Еще минута, и мэр вдруг с ужасом сознает: все кончено; невообразимо, но факт, я проиграл.
— Хватит!.. Довольно!.. Воон!.. Воон!.. Не желаем!.. Йо, Гольдберг!
Сбоку из-за кулис к мэру направляется Гульяджи, начальник охраны. Но мэр, не глядя, низкой отмашкой отсылает его обратно. Все равно, что он может сделать? При нем только четверо охранников. Не приводить же сюда с собой целую армию. Весь смысл в том как раз и был, чтобы показать, что мэр может запросто, как в Ривердейл или Парк-Слоуп, приехать в Гарлем и провести встречу с жителями.
Сквозь марево мэр встречает взгляд миссис Лэнгхорн, она сидит в первом ряду, коротко стриженная, ответственная, староста совета избирателей. Кажется, вот только что, всего несколько минут назад она представляла его собранию. Теперь она поджала губы и качает головой — мол, рада бы помочь, но что тут сделаешь? Гнев народа. Она трусит, как и все. Знает, что ее обязанность — дать отпор этой наглой публике. Ведь следующей их жертвой будут порядочные черные, такие, как она. И она это знает. Но порядочные люди здесь запуганы. Боятся рот открыть. Возвратились снова к диктату крови: они и мы.
— Убирайся-а-а-а!.. Буууу!.. Йаааа!.. Йоо!
Мэр еще раз попробовал сказать в микрофон:
— Так — вот — вы — как.
Невозможно. Как невозможно перекричать грохот прибоя. Плюнул бы им в глаза, чтобы видели, что он их не боится. Вы не меня позорите! Вы позволяете горстке хулиганов в этом зале опозорить весь Гарлем! Допускаете, чтобы какие-то горлопаны обзывали меня Гольдбергом и Хаимом, и не затыкаете им рты. Вы затыкаете рот мне! Это в голове не укладывается! Неужели вы, вы, работящие, почтенные, набожные граждане Гарлема, — неужели вы всерьез думаете, что они — ваши братья? Кто все эти годы были вашими друзьями? Евреи! А вы допускаете, чтобы хулиганы обзывали меня «Чарли»! Они меня поносят, а вы молчите?
Кажется, что зал ходит ходуном, Публика вскакивает, трясет кулаками. Рты разинули. Орут. Прыгают. Еще немного выше, и головой в потолок.
Это будут показывать по телевидению. И весь город увидит. Будут любоваться. Гарлем восстал! Вот так зрелище! Не хулиганы, не подстрекатели, не провокаторы, Гарлем восстал. Восстал весь черный Нью-Йорк. Он — мэр, но не для всех. Он — мэр только белого Нью-Йорка. Дадим ему, суке, прикурить! Итальянцы будут смотреть передачу и радоваться. Ирландцы. И даже белые протестанты англосаксонских кровей. Будут смотреть, сами не понимая, на что смотрят. Сидя в своих кооперативных роскошных квартирах на Парк авеню, на Пятой авеню, на Восточной семьдесят второй улице, на Саттон-Плейс, они будут любоваться сценой насилия, приятно поеживаясь от удовольствия. Тупицы! Скоты! Дураки скудоумные! Задницы! Не понимаете? Думаете, этот город по-прежнему ваш? Разуйте глаза! Величайший город XX века! Никакими деньгами вам не удержать его в своих руках.

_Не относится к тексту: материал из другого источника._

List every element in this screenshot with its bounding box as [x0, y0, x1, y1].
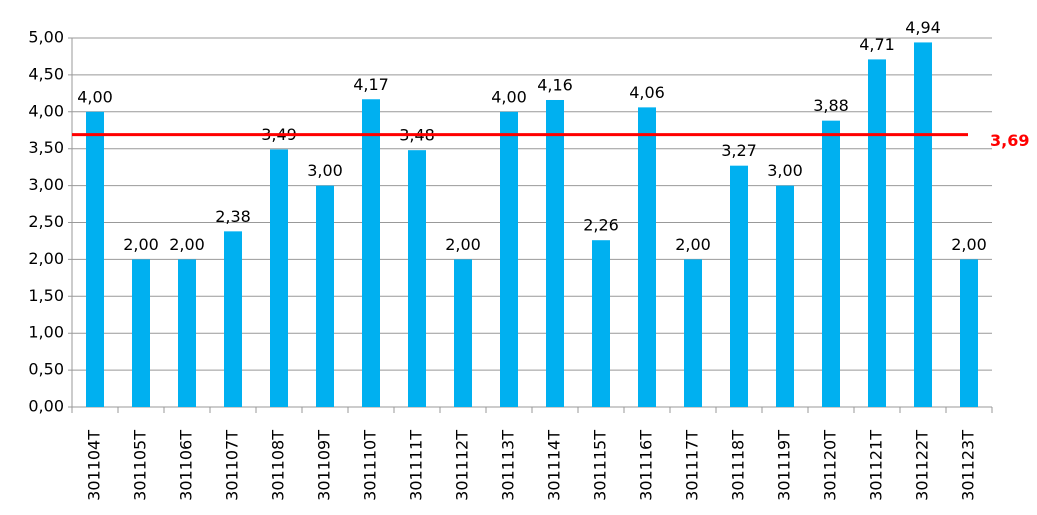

Спуститесь на землю из кооперативных апартаментов, юристы и бизнесмены. Внизу давно уже Третий мир. Внизу — пуэрториканцы, вестиндцы, таитяне, доминиканцы, кубинцы, колумбийцы, гондурасцы, корейцы, китайцы, сиамцы, вьетнамцы, эквадорцы, панамцы, филиппинцы, албанцы, сенегальцы и афро-американцы. Фронтир теперь здесь, выгляньте из оконца, вы, чудо-младенцы! Морнингсайд-хайтс, Сент-Николас-парк, Вашингтон-хайтс, Форт-Трайн-тон — рог que pagas mis! Бронкс — Бронкс уже тоже не ваш. Ривердейл — это как бы последний плацдарм. И Пелам-парквей — свободный коридор до Вестчестера.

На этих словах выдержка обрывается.